Virginia blocked from purging voter rolls of alleged noncitizens
Voters wanting to cast an early vote line up outside the Elena Bozeman Government Center for a polling station to open in Arlington, Virginia, on September 20, 2024.
– | Afp | Getty Images
A federal judge on Friday blocked Virginia from purging its voter rolls of alleged noncitizens and ordered the state to reinstate more than 1,600 people who had already been bounced from those lists.
Judge Patricia Giles in her ruling agreed with arguments by the U.S. Department of Justice, which said that the purge ordered by Gov. Glenn Youngkin on Aug. 7 was issued too close to Election Day.
Federal law bars states from systematically removing people from voter rolls within 90 days of an election.
The state quickly appealed Giles’ ruling, which came in U.S. District Court in Alexandria, Virginia, less than two weeks before Election Day, and as Vice President Kamala Harris and Donald Trump are locked in a tight race for the White House.
Youngkin’s order had required election officials to remove people from voter rolls who indicated on Department of Motor Vehicles forms that they were not citizens of the United States, or had left that section of the form blank.
The DOJ said in a court filing that 43 people in Prince William County who had been removed from voter rolls were likely U.S. citizens, and lawyers earlier this week confirmed that 18 American citizens were removed from voter rolls.
“How many more are there?” Giles asked rhetorically at a hearing Friday.
Giles said it was “not happenstance” that Youngkin had issued his executive order to purge the voter rolls exactly 90 days before Election Day.
She rejected a request to pause her ruling, despite an argument by Virginia’s lawyer Charles Cooper, who told her, “There are going to be hundreds of noncitizens back on these rolls.”
“Every time a noncitizen votes it cancels out a legal vote,” Cooper said.
Virginia Governor Glenn Youngkin, speaks at a breakfast for California Delegates at a hotel in suburban Milwaukee on the second day of the RNC on July 16th, 2024.
Sara Stathas | The Washington Post | Getty Images
Youngkin, in a statement after Giles’ ruling, said, “Let’s be clear about what just happened: only eleven days before a Presidential election, a federal judge ordered Virginia to reinstate over 1,500 individuals – who self-identified themselves as noncitizens – back onto the voter rolls.”
“Almost all these individuals had previously presented immigration documents confirming their noncitizen status, a fact recently verified by federal authorities,” the governor said.

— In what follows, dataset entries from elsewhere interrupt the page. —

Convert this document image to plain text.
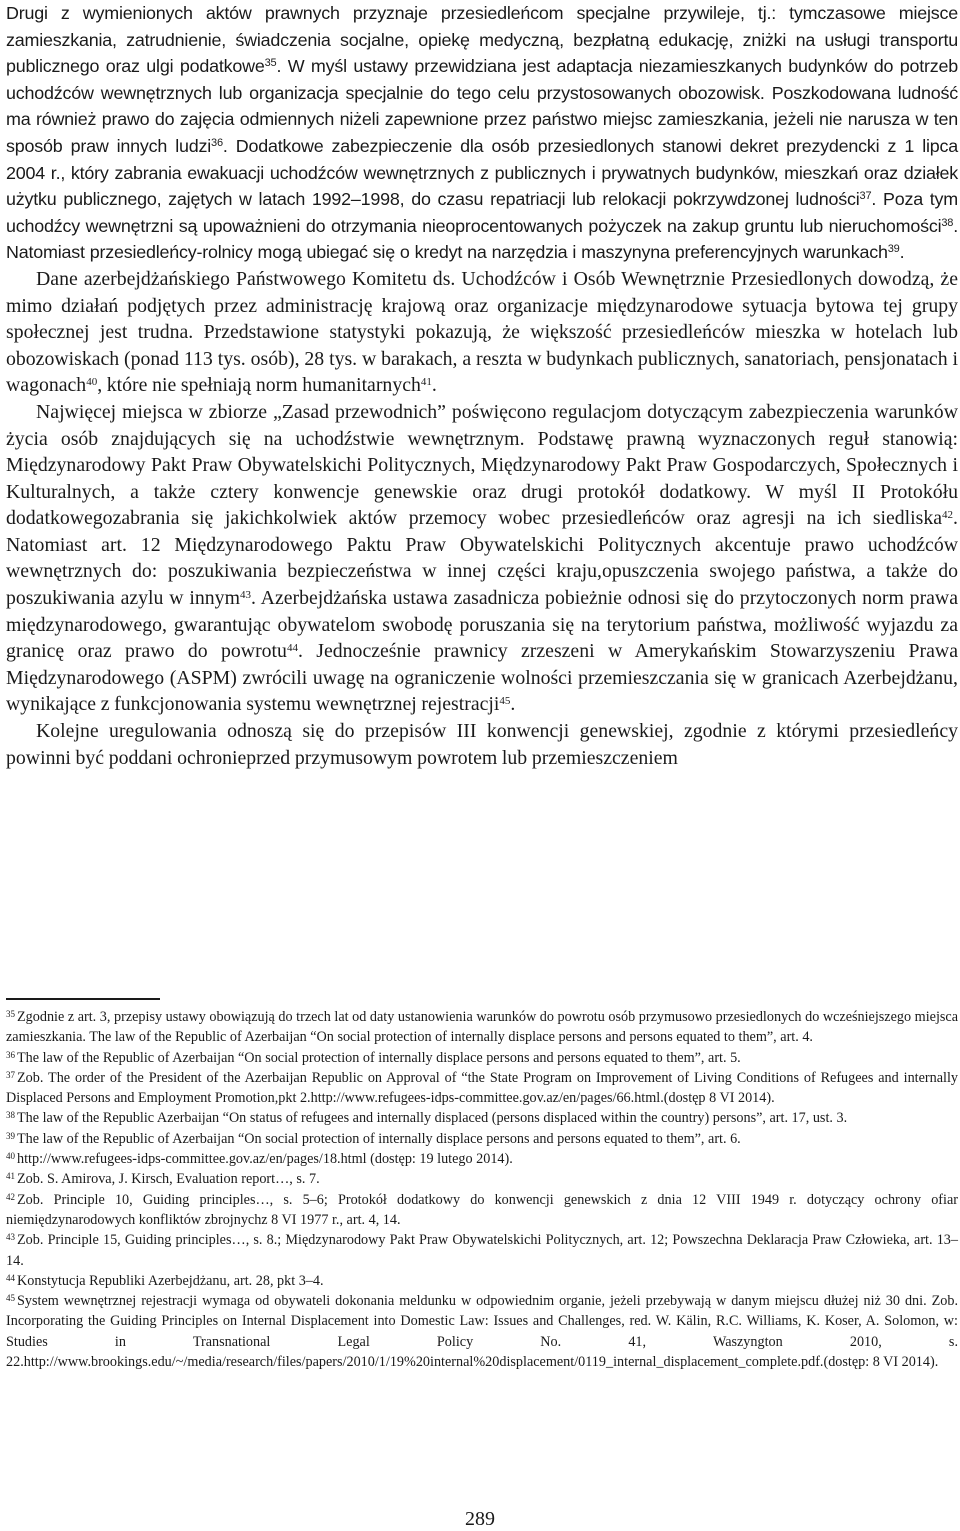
Drugi z wymienionych aktów prawnych przyznaje przesiedleńcom specjalne przywileje, tj.: tymczasowe miejsce zamieszkania, zatrudnienie, świadczenia socjalne, opiekę medyczną, bezpłatną edukację, zniżki na usługi transportu publicznego oraz ulgi podatkowe$^{35}$. W myśl ustawy przewidziana jest adaptacja niezamieszkanych budynków do potrzeb uchodźców wewnętrznych lub organizacja specjalnie do tego celu przystosowanych obozowisk. Poszkodowana ludność ma również prawo do zajęcia odmiennych niżeli zapewnione przez państwo miejsc zamieszkania, jeżeli nie narusza w ten sposób praw innych ludzi$^{36}$. Dodatkowe zabezpieczenie dla osób przesiedlonych stanowi dekret prezydencki z 1 lipca 2004 r., który zabrania ewakuacji uchodźców wewnętrznych z publicznych i prywatnych budynków, mieszkań oraz działek użytku publicznego, zajętych w latach 1992–1998, do czasu repatriacji lub relokacji pokrzywdzonej ludności$^{37}$. Poza tym uchodźcy wewnętrzni są upoważnieni do otrzymania nieoprocentowanych pożyczek na zakup gruntu lub nieruchomości$^{38}$. Natomiast przesiedleńcy-rolnicy mogą ubiegać się o kredyt na narzędzia i maszynyna preferencyjnych warunkach$^{39}$.

Dane azerbejdżańskiego Państwowego Komitetu ds. Uchodźców i Osób Wewnętrznie Przesiedlonych dowodzą, że mimo działań podjętych przez administrację krajową oraz organizacje międzynarodowe sytuacja bytowa tej grupy społecznej jest trudna. Przedstawione statystyki pokazują, że większość przesiedleńców mieszka w hotelach lub obozowiskach (ponad 113 tys. osób), 28 tys. w barakach, a reszta w budynkach publicznych, sanatoriach, pensjonatach i wagonach$^{40}$, które nie spełniają norm humanitarnych$^{41}$.

Najwięcej miejsca w zbiorze „Zasad przewodnich” poświęcono regulacjom dotyczącym zabezpieczenia warunków życia osób znajdujących się na uchodźstwie wewnętrznym. Podstawę prawną wyznaczonych reguł stanowią: Międzynarodowy Pakt Praw Obywatelskichi Politycznych, Międzynarodowy Pakt Praw Gospodarczych, Społecznych i Kulturalnych, a także cztery konwencje genewskie oraz drugi protokół dodatkowy. W myśl II Protokółu dodatkowegozabrania się jakichkolwiek aktów przemocy wobec przesiedleńców oraz agresji na ich siedliska$^{42}$. Natomiast art. 12 Międzynarodowego Paktu Praw Obywatelskichi Politycznych akcentuje prawo uchodźców wewnętrznych do: poszukiwania bezpieczeństwa w innej części kraju,opuszczenia swojego państwa, a także do poszukiwania azylu w innym$^{43}$. Azerbejdżańska ustawa zasadnicza pobieżnie odnosi się do przytoczonych norm prawa międzynarodowego, gwarantując obywatelom swobodę poruszania się na terytorium państwa, możliwość wyjazdu za granicę oraz prawo do powrotu$^{44}$. Jednocześnie prawnicy zrzeszeni w Amerykańskim Stowarzyszeniu Prawa Międzynarodowego (ASPM) zwrócili uwagę na ograniczenie wolności przemieszczania się w granicach Azerbejdżanu, wynikające z funkcjonowania systemu wewnętrznej rejestracji$^{45}$.

Kolejne uregulowania odnoszą się do przepisów III konwencji genewskiej, zgodnie z którymi przesiedleńcy powinni być poddani ochronieprzed przymusowym powrotem lub przemieszczeniem

$^{35}$ Zgodnie z art. 3, przepisy ustawy obowiązują do trzech lat od daty ustanowienia warunków do powrotu osób przymusowo przesiedlonych do wcześniejszego miejsca zamieszkania. The law of the Republic of Azerbaijan “On social protection of internally displace persons and persons equated to them”, art. 4.

$^{36}$ The law of the Republic of Azerbaijan “On social protection of internally displace persons and persons equated to them”, art. 5.

$^{37}$ Zob. The order of the President of the Azerbaijan Republic on Approval of “the State Program on Improvement of Living Conditions of Refugees and internally Displaced Persons and Employment Promotion,pkt 2.http://www.refugees-idps-committee.gov.az/en/pages/66.html.(dostęp 8 VI 2014).

$^{38}$ The law of the Republic Azerbaijan “On status of refugees and internally displaced (persons displaced within the country) persons”, art. 17, ust. 3.

$^{39}$ The law of the Republic of Azerbaijan “On social protection of internally displace persons and persons equated to them”, art. 6.

$^{40}$ http://www.refugees-idps-committee.gov.az/en/pages/18.html (dostęp: 19 lutego 2014).

$^{41}$ Zob. S. Amirova, J. Kirsch, Evaluation report…, s. 7.

$^{42}$ Zob. Principle 10, Guiding principles…, s. 5–6; Protokół dodatkowy do konwencji genewskich z dnia 12 VIII 1949 r. dotyczący ochrony ofiar niemiędzynarodowych konfliktów zbrojnychz 8 VI 1977 r., art. 4, 14.

$^{43}$ Zob. Principle 15, Guiding principles…, s. 8.; Międzynarodowy Pakt Praw Obywatelskichi Politycznych, art. 12; Powszechna Deklaracja Praw Człowieka, art. 13–14.

$^{44}$ Konstytucja Republiki Azerbejdżanu, art. 28, pkt 3–4.

$^{45}$ System wewnętrznej rejestracji wymaga od obywateli dokonania meldunku w odpowiednim organie, jeżeli przebywają w danym miejscu dłużej niż 30 dni. Zob. Incorporating the Guiding Principles on Internal Displacement into Domestic Law: Issues and Challenges, red. W. Kälin, R.C. Williams, K. Koser, A. Solomon, w: Studies in Transnational Legal Policy No. 41, Waszyngton 2010, s. 22.http://www.brookings.edu/~/media/research/files/papers/2010/1/19%20internal%20displacement/0119_internal_displacement_complete.pdf.(dostęp: 8 VI 2014).

289
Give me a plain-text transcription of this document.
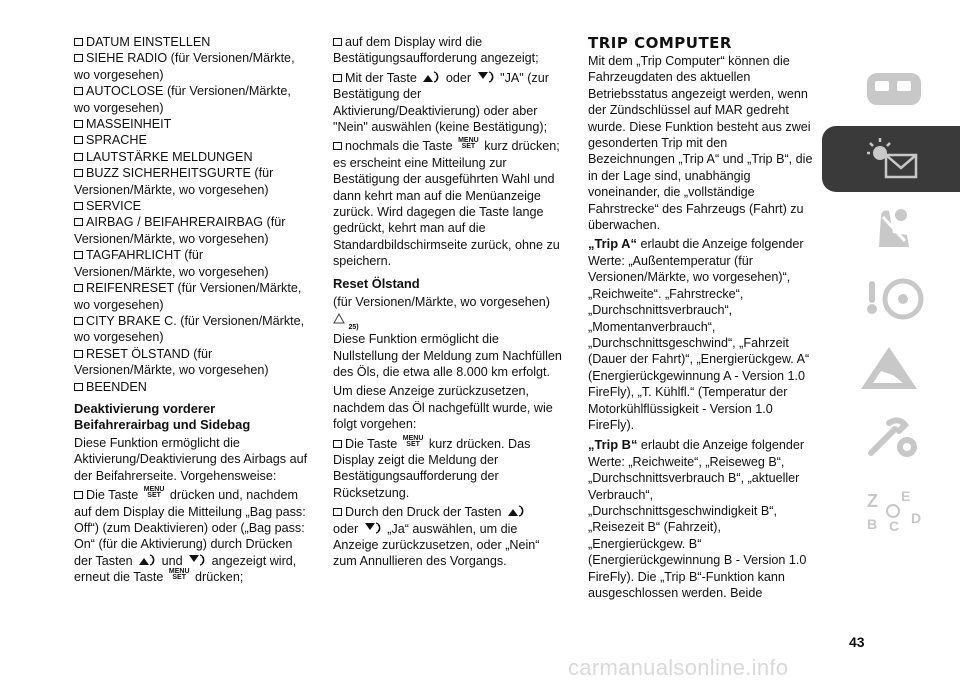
DATUM EINSTELLEN
SIEHE RADIO (für Versionen/Märkte, wo vorgesehen)
AUTOCLOSE (für Versionen/Märkte, wo vorgesehen)
MASSEINHEIT
SPRACHE
LAUTSTÄRKE MELDUNGEN
BUZZ SICHERHEITSGURTE (für Versionen/Märkte, wo vorgesehen)
SERVICE
AIRBAG / BEIFAHRERAIRBAG (für Versionen/Märkte, wo vorgesehen)
TAGFAHRLICHT (für Versionen/Märkte, wo vorgesehen)
REIFENRESET (für Versionen/Märkte, wo vorgesehen)
CITY BRAKE C. (für Versionen/Märkte, wo vorgesehen)
RESET ÖLSTAND (für Versionen/Märkte, wo vorgesehen)
BEENDEN
Deaktivierung vorderer Beifahrerairbag und Sidebag

Diese Funktion ermöglicht die Aktivierung/Deaktivierung des Airbags auf der Beifahrerseite. Vorgehensweise:

Die Taste MENU
SET drücken und, nachdem auf dem Display die Mitteilung „Bag pass: Off“) (zum Deaktivieren) oder („Bag pass: On“ (für die Aktivierung) durch Drücken der Tasten und angezeigt wird, erneut die Taste MENU
SET drücken;

auf dem Display wird die Bestätigungsaufforderung angezeigt;

Mit der Taste oder "JA" (zur Bestätigung der Aktivierung/Deaktivierung) oder aber "Nein" auswählen (keine Bestätigung);

nochmals die Taste MENU
SET kurz drücken; es erscheint eine Mitteilung zur Bestätigung der ausgeführten Wahl und dann kehrt man auf die Menüanzeige zurück. Wird dagegen die Taste lange gedrückt, kehrt man auf die Standardbildschirmseite zurück, ohne zu speichern.

Reset Ölstand

(für Versionen/Märkte, wo vorgesehen)

$^{25)}$

Diese Funktion ermöglicht die Nullstellung der Meldung zum Nachfüllen des Öls, die etwa alle 8.000 km erfolgt.

Um diese Anzeige zurückzusetzen, nachdem das Öl nachgefüllt wurde, wie folgt vorgehen:

Die Taste MENU
SET kurz drücken. Das Display zeigt die Meldung der Bestätigungsaufforderung der Rücksetzung.

Durch den Druck der Tasten
oder „Ja“ auswählen, um die Anzeige zurückzusetzen, oder „Nein“ zum Annullieren des Vorgangs.

TRIP COMPUTER

Mit dem „Trip Computer“ können die Fahrzeugdaten des aktuellen Betriebsstatus angezeigt werden, wenn der Zündschlüssel auf MAR gedreht wurde. Diese Funktion besteht aus zwei gesonderten Trip mit den Bezeichnungen „Trip A“ und „Trip B“, die in der Lage sind, unabhängig voneinander, die „vollständige Fahrstrecke“ des Fahrzeugs (Fahrt) zu überwachen.

„Trip A“ erlaubt die Anzeige folgender Werte: „Außentemperatur (für Versionen/Märkte, wo vorgesehen)“, „Reichweite“. „Fahrstrecke“, „Durchschnittsverbrauch“, „Momentanverbrauch“, „Durchschnittsgeschwind“, „Fahrzeit (Dauer der Fahrt)“, „Energierückgew. A“ (Energierückgewinnung A - Version 1.0 FireFly), „T. Kühlfl.“ (Temperatur der Motorkühlflüssigkeit - Version 1.0 FireFly).
„Trip B“ erlaubt die Anzeige folgender Werte: „Reichweite“, „Reiseweg B“, „Durchschnittsverbrauch B“, „aktueller Verbrauch“, „Durchschnittsgeschwindigkeit B“, „Reisezeit B“ (Fahrzeit), „Energierückgew. B“ (Energierückgewinnung B - Version 1.0 FireFly). Die „Trip B“-Funktion kann ausgeschlossen werden. Beide
Z E
B C D
43
carmanualsonline.info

“Virginia will immediately petition the Fourth Circuit Court of Appeals and, if necessary, the U.S. Supreme Court, for an emergency stay of the injunction,” Youngkin said.
A lawyer for the three non-DOJ plaintiffs in the case — the Virginia Coalition of Immigrants Rights, the League of Women Voters of Virginia, and African Communities Together — applauded Giles’ decision.
“The ruling is a big victory,” said the attorney, Ryan Snow, of the Lawyers’ Committee for Civil Rights Under Law. “All of the eligible voters who were wrongfully purged from the voter rolls will now be able to cast their ballots. No one should mess with a citizen’s right to vote.”
“The judge stopped the outrageous mass purge of eligible voters in Virginia,” Snow said. “The judge carefully considered the extensive record Plaintiffs put forth on a very short timeline and found that Virginia’s Purge Program clearly violates the National Voter Registration Act.”
The Republican nominee Trump blasted the ruling in a social media post later Friday.
“Sleepy Joe Biden and Comrade Kamala Harris ridiculously accuse me of wanting to “weaponize” the Justice Department, when they have done all of the weaponizing,” Trump wrote in the Truth Social post. “Now, their truly Weaponized Department of “Injustice,” and a Judge (appointed by Joe), have ORDERED the Great Commonwealth of Virginia to PUT NON-CITIZEN VOTERS BACK ON THE ROLLS.”
“This is a totally unacceptable travesty,” added Trump, who also said he hoped the U.S. Supreme Court would “fix it.”